Tuesday, January 19, 2016

Journal Entry Two Omar Shehadeh

            Hello everybody my name is Omar Shehadeh. I am currently attending campus at Marion as well as Columbus. I live in Lewis Center so I do a lot of driving which seems to exhaust me at times. As of this moment I am a Political Science major with a focus on Pre-medical. I am hoping to become a doctor but if for whatever reason that does not work out I will instead try to become a lawyer which is why I figured Political Science is the perfect major for myself. Exploring new places has always excited me, which is exactly why I would go to Greenland. It is a massive place with mountains that scale higher than I can imagine and conversely gorges deeper than I have ever seen. Just standing at the foot of a snow capped mountain while facing giant open fields and a clear blue sky sounds breath taking to me and I would be euphoric to wake up to that every morning.

           The theme that everyone is different and sometimes these differences can cause someone to be excluded or even discriminated against stood out to me the most while reading this chapter. This is important because most people are un-aware of these issues unless they are a part of a minority race and are directly exposed to it themselves. I believe Randi even commented to me that she was never aware of the discrimination Arabs faced until after she read the first narrative in this chapter. This theme is important to me as I experienced the exact same kind of prejudice that Sarah faced in They've Got To Be Taught Carefully. I've lost track of the number of times i've been referenced to as a terrorist or explicitly called a terrorist, whether jokingly or maliciously. While it might seem like a joke to some people, when you're the subject of the joke their is nothing funny about it.

            I personally believe the best way to learn about culture is to experience it first hand. Your culture is derived from wherever you are born and wherever your parents are from. So naturally as a first generation American, I have developed my own culture. But to better understand where my family is from I have studied my Arab culture heavily in the past and many of my mannerisms are derived from this but the majority of my culture at this point in my life is heavily Americanized as this is what I have experienced my entire life.

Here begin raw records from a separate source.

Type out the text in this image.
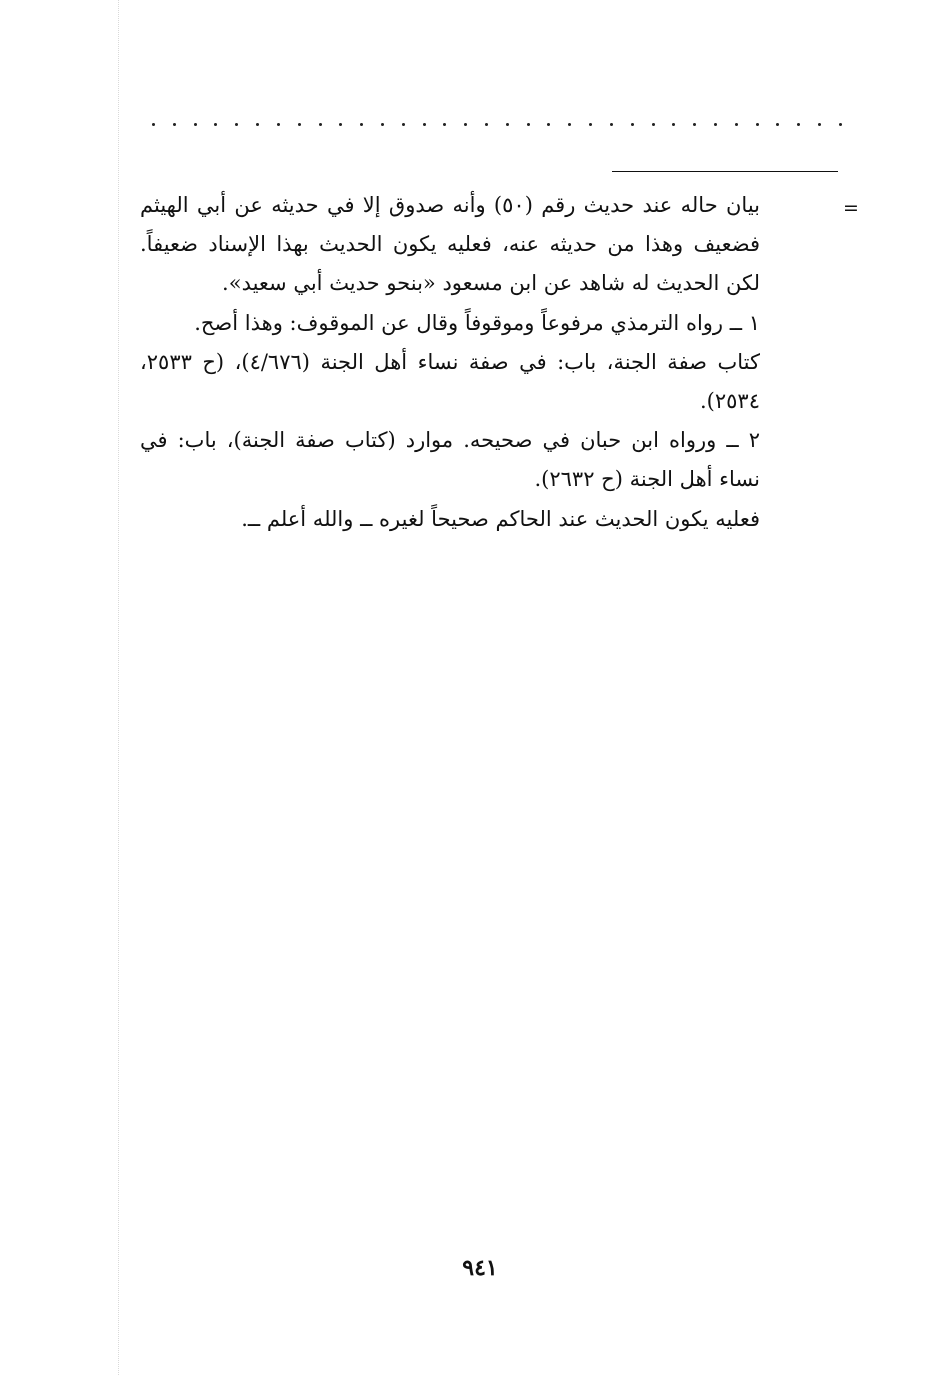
=
بيان حاله عند حديث رقم (٥٠) وأنه صدوق إلا في حديثه عن أبي الهيثم
فضعيف وهذا من حديثه عنه، فعليه يكون الحديث بهذا الإسناد ضعيفاً.
لكن الحديث له شاهد عن ابن مسعود «بنحو حديث أبي سعيد».
١ ــ رواه الترمذي مرفوعاً وموقوفاً وقال عن الموقوف: وهذا أصح.
كتاب صفة الجنة، باب: في صفة نساء أهل الجنة (٤/٦٧٦)، (ح ٢٥٣٣،
٢٥٣٤).
٢ ــ ورواه ابن حبان في صحيحه. موارد (كتاب صفة الجنة)، باب: في
نساء أهل الجنة (ح ٢٦٣٢).
فعليه يكون الحديث عند الحاكم صحيحاً لغيره ــ والله أعلم ــ.
٩٤١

  1. Omar, I know from knowing you in the past that this is a big part of your experience to have to deal with "guilty by association" and all sorts of assumptions just tacked onto your life. I"m sorry to say this is the way the world is in many cases, and I just encourage you to keep strong, and keep being open. I admire that about you; you'll say it like you see it,but you also show people respect. If we can all do this more, we can build much better relationships, and we'll actually have a CHANCE for relationships, and to all work together for goals that are beyond our personal identities, which is something I strongly believe we all need. Thanks for posting!

  2. Something that I have started to realize, is that we can often make people feel excluded without intending to, and your post made me realize a situation where that can happen. A good friend of mine is the child of a Puerto Rican immigrant, and throughout high school, I can remember several instances of people calling him Mexican, or making a joke about him being Latino. While I am sure that most of these situations were either a result of the other person simply not being aware of his heritage, or just friendly teasing, I know that he was annoyed when people would act as though he was somehow different from anyone else. Your situation is different from that in some ways, but at the root of it is still the complete misunderstanding of culture that makes it difficult for people to realize that people can appear to be different from you, while still being nearly identical culturally. It bothers me that someone can be completely well meaning, but still make someone else feel as though they are being singled out for their differences, and I wish that there was some way that people's cultures could be appreciated, without them becoming the single defining characteristic about a person, which is how it often seems people see it as.